Shanghai

Zheng Bo, Pteridophilia 1–4, 2016–19, 4K video, color, sound, 68 minutes.

Zheng Bo, Pteridophilia 1–4, 2016–19, 4K video, color, sound, 68 minutes.

Zheng Bo

Botanists and gardening enthusiasts have debated whether playing classical music helps a plant grow. But how about licking it? What if one starts to fellate the plant or, rather, one of its leaves? Nature abhors a vacuum, but does it really object to a nice long suck?

A young man moves his tongue up and down the length of a frond, tonguing the curled green bud at the end as though it were the head of an erect penis. Simultaneously, he moves his squatted ass crack up and down along another stem, groaning all the while, essentially being spit roasted by these two leafy exemplars of nature’s finest. In Pteridophilia 1–4, 2016–19, a suite of collaborations between flora and members of Taiwan’s queer community directed by Zheng Bo, nature is nurtured through the violence of sensuality. Save for one prolonged scene in which a young man munches aggressively on a bird’s-nest fern, I’d been told that no plants were harmed in the making of this film.

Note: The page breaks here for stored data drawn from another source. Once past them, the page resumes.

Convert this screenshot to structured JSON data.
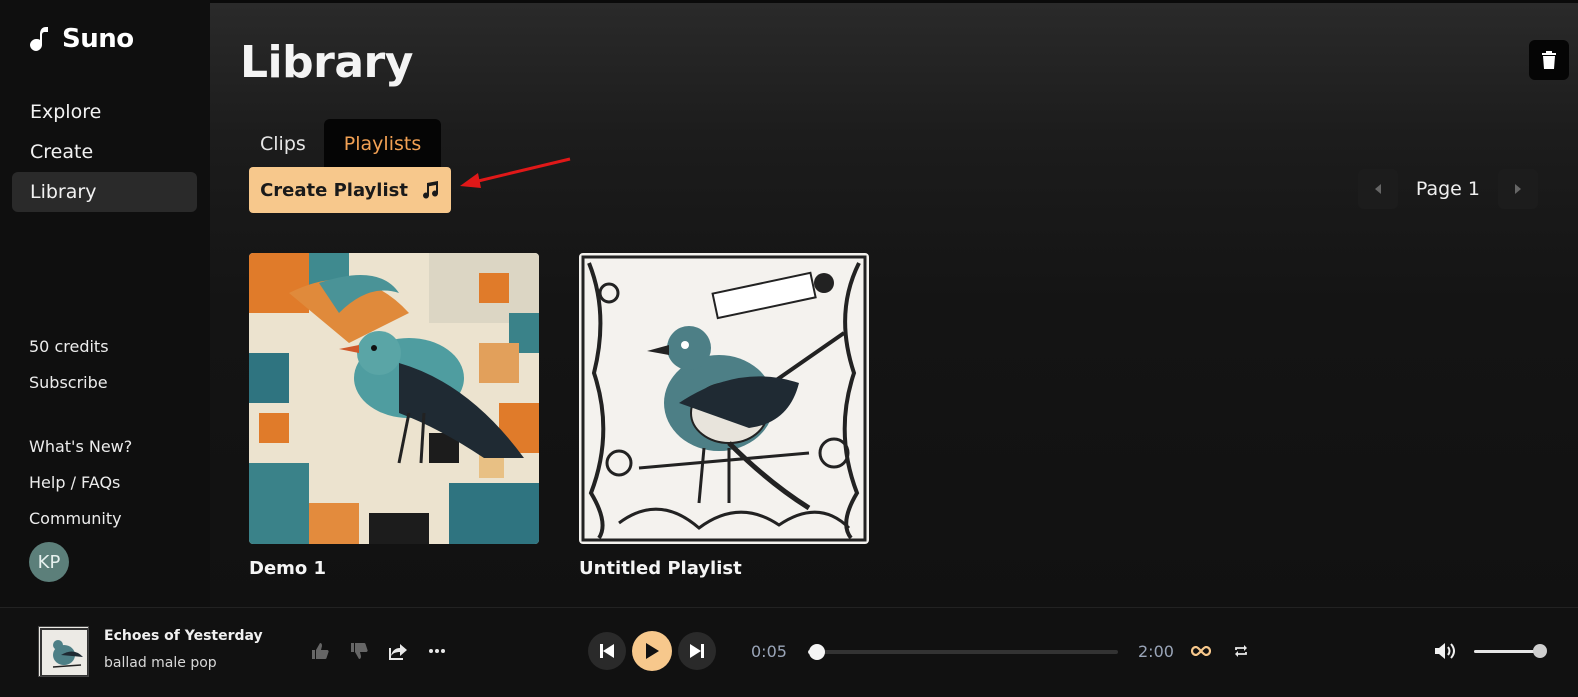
{
  "app": {
    "name": "Suno"
  },
  "sidebar": {
    "nav": [
      {
        "label": "Explore",
        "active": false
      },
      {
        "label": "Create",
        "active": false
      },
      {
        "label": "Library",
        "active": true
      }
    ],
    "credits": "50 credits",
    "subscribe": "Subscribe",
    "links": [
      "What's New?",
      "Help / FAQs",
      "Community"
    ],
    "avatar_initials": "KP"
  },
  "main": {
    "title": "Library",
    "tabs": [
      {
        "label": "Clips",
        "active": false
      },
      {
        "label": "Playlists",
        "active": true
      }
    ],
    "create_playlist_label": "Create Playlist",
    "pager": {
      "label": "Page 1"
    },
    "playlists": [
      {
        "title": "Demo 1"
      },
      {
        "title": "Untitled Playlist"
      }
    ]
  },
  "player": {
    "song_title": "Echoes of Yesterday",
    "song_tags": "ballad male pop",
    "elapsed": "0:05",
    "duration": "2:00",
    "progress_fraction": 0.03,
    "volume_fraction": 1.0
  },
  "colors": {
    "accent": "#f7c88c",
    "active_tab_text": "#f2a154",
    "annotation_arrow": "#e01818"
  }
}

For Zheng, this work is political (he is, according to his bio, “committed to human and multispecies equality”). Elsewhere in this inaugural exhibition of New York University Shanghai’s new Institute for Contemporary Arts, Zheng extended this activist stance into a more immediate communal realm in the form of the workshop-based Eco-Socialist Garden, NYU Shanghai, 2019. Having helped members of the local community—among them, students, artists, philosophers, gardeners, and designers—form a pair of collectives and having asked them to posit schemes for the garden of NYU Shanghai’s new building and to write accompanying manifestos, he displayed the resulting proposals in a pair of dioramas and supplied takeaway texts. Both gardens combine an ecological consciousness firmly cognizant of the threats we currently face (one contains a geodesic lab, as well as a river made out of collected rain, in which “an alien rows a boat to ferry the people around”; the other, more ominously, includes a “death valley”) with classical Chinese, specifically Taoist, attempts at embodying and attaining harmony with nature. One, for example, alludes to a Parliament of Ten Thousand Things, a recurring Chinese philosophical concept whose origins can be traced to Lao-tzu and which attempts to displace the human being from the center of the cosmos by emphasizing the inherent multiplicity of the natural world.

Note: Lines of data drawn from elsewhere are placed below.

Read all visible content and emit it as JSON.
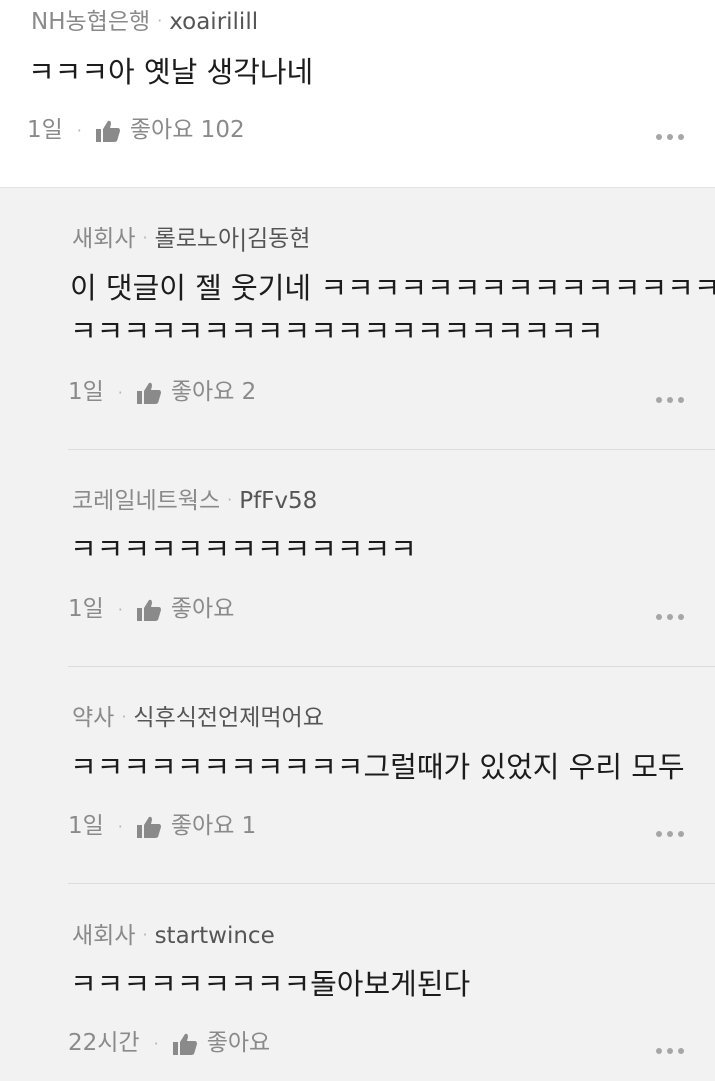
{
  "comments": [
    {
      "source": "NH농협은행",
      "author": "xoairilill",
      "text": "ㅋㅋㅋ아 옛날 생각나네",
      "time": "1일",
      "like_label": "좋아요 102"
    }
  ],
  "replies": [
    {
      "source": "새회사",
      "author": "롤로노아|김동현",
      "text_line1": "이 댓글이 젤 웃기네 ㅋㅋㅋㅋㅋㅋㅋㅋㅋㅋㅋㅋㅋㅋㅋㅋ",
      "text_line2": "ㅋㅋㅋㅋㅋㅋㅋㅋㅋㅋㅋㅋㅋㅋㅋㅋㅋㅋㅋㅋ",
      "time": "1일",
      "like_label": "좋아요 2"
    },
    {
      "source": "코레일네트웍스",
      "author": "PfFv58",
      "text_line1": "ㅋㅋㅋㅋㅋㅋㅋㅋㅋㅋㅋㅋㅋ",
      "time": "1일",
      "like_label": "좋아요"
    },
    {
      "source": "약사",
      "author": "식후식전언제먹어요",
      "text_line1": "ㅋㅋㅋㅋㅋㅋㅋㅋㅋㅋㅋ그럴때가 있었지 우리 모두",
      "time": "1일",
      "like_label": "좋아요 1"
    },
    {
      "source": "새회사",
      "author": "startwince",
      "text_line1": "ㅋㅋㅋㅋㅋㅋㅋㅋㅋ돌아보게된다",
      "time": "22시간",
      "like_label": "좋아요"
    }
  ],
  "meta_separator": "·",
  "icons": {
    "like": "thumbs-up-icon",
    "more": "more-options-icon"
  },
  "colors": {
    "top_background": "#ffffff",
    "reply_background": "#f2f2f2",
    "text": "#1c1c1c",
    "muted": "#8a8a8a"
  }
}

We are, in fact, past due for such a reorientation, as the world continuously—and increasingly—reminds us. In the meantime, perhaps the radical offer of tactility, the New Erotics proposed by Pteridophilia 1–4, should be viewed as both a useful metaphor and a warning. In this dystopia we have engineered for ourselves, it is not too far-fetched to describe our relationship to nature as sadomasochistic. Nature has yet to give us the fuck we truly deserve—the fuck of annihilation—though it will surely come soon enough, leaving those boat-rowing aliens to sift through whatever will be left of our ten thousand things.